One of the most exciting plays in baseball is the ‘suicide
squeeze’. It requires timing and skill and when properly executed is very
difficult to defend against. The play
starts with a runner on third with less than 2 outs and fewer than 2 strikes on
the batter. As the pitcher begins his
throw, the runner breaks for home. The
batter must bunt the ball in fair
territory. If the bunt is far enough,
the fielders have no choice but to throw out the batter on his way to first,
allowing the runner from third to score easily.
The two critical components of the play are the timing of
the runner and the skill of the batter.
If the runner starts too early, he can be picked off at third. If he leaves too late, there is a better chance
for the defense to throw him out at home plate.
If the batter does not make contact with the ball, the runner is very
easily tagged out.
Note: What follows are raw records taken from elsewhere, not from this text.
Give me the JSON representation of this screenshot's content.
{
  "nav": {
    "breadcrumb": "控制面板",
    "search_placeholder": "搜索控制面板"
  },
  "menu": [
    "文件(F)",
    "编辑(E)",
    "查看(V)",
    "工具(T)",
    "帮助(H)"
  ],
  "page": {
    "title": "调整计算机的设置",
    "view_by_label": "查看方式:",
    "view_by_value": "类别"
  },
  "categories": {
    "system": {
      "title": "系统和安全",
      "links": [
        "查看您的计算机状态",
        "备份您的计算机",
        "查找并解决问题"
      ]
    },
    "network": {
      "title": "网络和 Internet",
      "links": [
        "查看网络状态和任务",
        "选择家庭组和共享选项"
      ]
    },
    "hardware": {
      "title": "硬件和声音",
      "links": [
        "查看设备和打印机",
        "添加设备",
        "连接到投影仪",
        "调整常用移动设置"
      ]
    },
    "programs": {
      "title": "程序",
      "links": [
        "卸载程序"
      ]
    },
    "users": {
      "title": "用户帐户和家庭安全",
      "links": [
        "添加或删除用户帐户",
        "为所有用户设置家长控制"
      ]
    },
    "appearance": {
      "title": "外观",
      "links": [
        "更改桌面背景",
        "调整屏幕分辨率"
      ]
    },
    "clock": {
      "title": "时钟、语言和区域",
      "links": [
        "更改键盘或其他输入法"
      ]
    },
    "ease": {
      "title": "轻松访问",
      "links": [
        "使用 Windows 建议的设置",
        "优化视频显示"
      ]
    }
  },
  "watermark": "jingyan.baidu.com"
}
He is under enormous
pressure to make sure he puts the ball in play.
To defend against this play, the opposing team must anticipate
the possibility and take measures to foil it before it begins. There are two possible defensive plays that
they can try. The first, assuming the
pitcher has a quick move, is to throw the ball over to the third baseman
instead of pitching. This will force the
runner to stay close to third and perhaps lessen the possibility that he will
run. The other defense would be the
pitch out (throw the ball to the catcher outside of the strike zone putting him
in a position to throw out the runner while making it impossible for the batter
to hit the ball) guessing right can turn the runner into an easy out.
In the current economy, managers are hesitant to invest in
their business. They face a great deal
of uncertainty and just like the baseball manager, trying to defend against the
squeeze play they need to develop a strategy to give their team the best chance
of success. This requires decisive
action. The passive manager is doomed to
lose this battle.
Business decisions are always a question of risk versus
reward. The amount that we invest in
developing and implementing contingency plans is (or certainly should be) based
upon our assessment of the risks we are taking by not planning for such a
contingency. The most important thing is
to assess the risk. Once we have
carefully considered that risk, we may yet decide that no action is
necessary. However, skipping the
assessment of the risk is without a doubt a losing strategy.
Risk assessment is a continuous process. As conditions change, risks that were minor
in nature previously suddenly become much more serious. Conversely, those that are serious risks
today may become less so in the future.
A classic example of this phenomenon occurs when a small
manufacturer suddenly wins a contract with a major retailer. The retailer is likely to specify very
precise shipping requirements including specific delivery times, exact labeling
requirements, and more. For the manufacturer,
late delivery or labeling mistakes which were hardly a cause for much concern
suddenly carry the risk of significant fines and penalties (chargebacks) which
can quickly wipe out the contracts profitability. Management must seek ways to reduce the risks
of such errors through close scrutiny of the operations and continuous
improvement.
Through understanding of the risks, a good baseball manager
can implement a strategy which will keep the run from scoring. A business manager has the same opportunity.